Promotion and prevention
Prevention involves both promoting children’s mental health and wellbeing and taking action to de-escalate difficulties early on.
Schools can play a critical part in many different ways to help promote good mental health in children and to prevent later problems.
This can be achieved through:
- A positive and supportive school ethos, creating an environment that enhances children and school staff’s mental health.
- Curriculum-based activities supporting key social and emotional skills.
- Making the most of positive peer relationships and school staff relationships.
- Capitalising on the many light-touch daily contacts that staff have with children and families.
All of these preventative opportunities rely on the support of school leadership – and particularly the drive of a head teacher who models positive self-care, resilience and strong social and emotional skills.
Making the most of staff relationships
Teachers and other staff members are key people in the lives of children at school – and you don’t have to be an expert in mental health and wellbeing to make a difference.
There are very simple ways to make best use of everyday contacts to ensure that each child in a class feels supported, valued and nurtured.
Positive and supportive school ethos
Creating a positive and supportive school ethos is a key element of a whole-school approach to mental health and wellbeing. It is critical to the way staff feel about what they do and how they interact with each other and their pupils. It is also vital for children – to give them a sense of safety and belonging as well as the tools they need to develop and thrive.
Peer support is about children feeling accepted and included by other pupils.
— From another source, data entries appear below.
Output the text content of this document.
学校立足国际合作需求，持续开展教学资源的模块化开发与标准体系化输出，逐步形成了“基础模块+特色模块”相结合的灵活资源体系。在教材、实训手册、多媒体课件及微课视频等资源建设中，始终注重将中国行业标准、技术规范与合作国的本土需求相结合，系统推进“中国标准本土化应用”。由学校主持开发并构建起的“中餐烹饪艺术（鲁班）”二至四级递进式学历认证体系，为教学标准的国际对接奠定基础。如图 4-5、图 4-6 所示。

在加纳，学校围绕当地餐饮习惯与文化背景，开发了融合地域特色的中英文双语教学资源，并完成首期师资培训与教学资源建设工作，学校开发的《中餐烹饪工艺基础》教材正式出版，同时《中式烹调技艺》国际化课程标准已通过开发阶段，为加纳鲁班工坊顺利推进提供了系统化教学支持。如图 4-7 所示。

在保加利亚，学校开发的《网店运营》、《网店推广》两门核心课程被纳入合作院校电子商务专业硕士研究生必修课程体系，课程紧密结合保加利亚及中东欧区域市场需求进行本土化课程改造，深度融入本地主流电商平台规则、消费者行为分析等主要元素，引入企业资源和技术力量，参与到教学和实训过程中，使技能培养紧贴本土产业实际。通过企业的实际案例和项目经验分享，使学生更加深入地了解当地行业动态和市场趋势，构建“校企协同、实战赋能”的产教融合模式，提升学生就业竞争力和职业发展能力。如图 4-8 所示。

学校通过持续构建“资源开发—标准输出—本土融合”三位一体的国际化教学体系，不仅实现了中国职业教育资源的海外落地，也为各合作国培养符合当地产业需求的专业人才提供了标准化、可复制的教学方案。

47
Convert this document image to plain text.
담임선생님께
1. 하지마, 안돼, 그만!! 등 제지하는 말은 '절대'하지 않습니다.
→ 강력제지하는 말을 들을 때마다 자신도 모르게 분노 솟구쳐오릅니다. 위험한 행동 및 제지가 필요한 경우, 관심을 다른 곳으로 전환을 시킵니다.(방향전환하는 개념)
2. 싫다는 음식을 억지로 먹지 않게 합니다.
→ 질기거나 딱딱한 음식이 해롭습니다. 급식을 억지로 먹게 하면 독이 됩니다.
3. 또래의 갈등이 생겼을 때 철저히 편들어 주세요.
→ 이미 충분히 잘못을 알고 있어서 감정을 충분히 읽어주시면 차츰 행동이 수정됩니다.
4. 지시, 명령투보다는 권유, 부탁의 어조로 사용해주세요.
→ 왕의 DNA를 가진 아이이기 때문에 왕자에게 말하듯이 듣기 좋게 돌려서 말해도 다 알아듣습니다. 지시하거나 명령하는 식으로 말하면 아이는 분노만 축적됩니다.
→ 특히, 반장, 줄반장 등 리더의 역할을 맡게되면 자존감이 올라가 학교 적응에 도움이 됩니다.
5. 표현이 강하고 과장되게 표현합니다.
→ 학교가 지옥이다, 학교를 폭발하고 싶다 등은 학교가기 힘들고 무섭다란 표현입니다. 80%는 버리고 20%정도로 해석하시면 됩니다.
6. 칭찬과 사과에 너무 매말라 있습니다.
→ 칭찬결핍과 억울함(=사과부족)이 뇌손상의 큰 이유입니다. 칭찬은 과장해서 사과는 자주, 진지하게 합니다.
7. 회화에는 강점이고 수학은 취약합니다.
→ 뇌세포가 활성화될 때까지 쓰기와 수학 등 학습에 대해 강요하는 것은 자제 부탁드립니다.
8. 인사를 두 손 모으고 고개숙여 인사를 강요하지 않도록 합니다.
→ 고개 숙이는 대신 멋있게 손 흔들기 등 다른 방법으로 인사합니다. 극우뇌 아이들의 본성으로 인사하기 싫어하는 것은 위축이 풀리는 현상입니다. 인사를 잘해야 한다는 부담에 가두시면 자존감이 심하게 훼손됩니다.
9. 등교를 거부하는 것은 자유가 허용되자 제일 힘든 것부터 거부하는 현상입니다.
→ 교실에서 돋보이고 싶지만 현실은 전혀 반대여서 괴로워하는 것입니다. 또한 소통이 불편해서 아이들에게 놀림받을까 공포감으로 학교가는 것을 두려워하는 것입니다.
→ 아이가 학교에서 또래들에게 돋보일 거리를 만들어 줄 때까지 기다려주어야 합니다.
It can help children feel like they belong in a school and can be an important factor in reducing bullying and conflict.It can be encouraged in schools in both informal and formal ways.
Teaching and learning about mental health and wellbeing
Schools can help children develop strong social and emotional skills and knowledge.
Learning these skills promotes good mental health and acts as a key preventative strategy which can impact on all pupils, from the youngest child in the school through to those who are about to face the potentially significant challenge of transitioning to secondary school.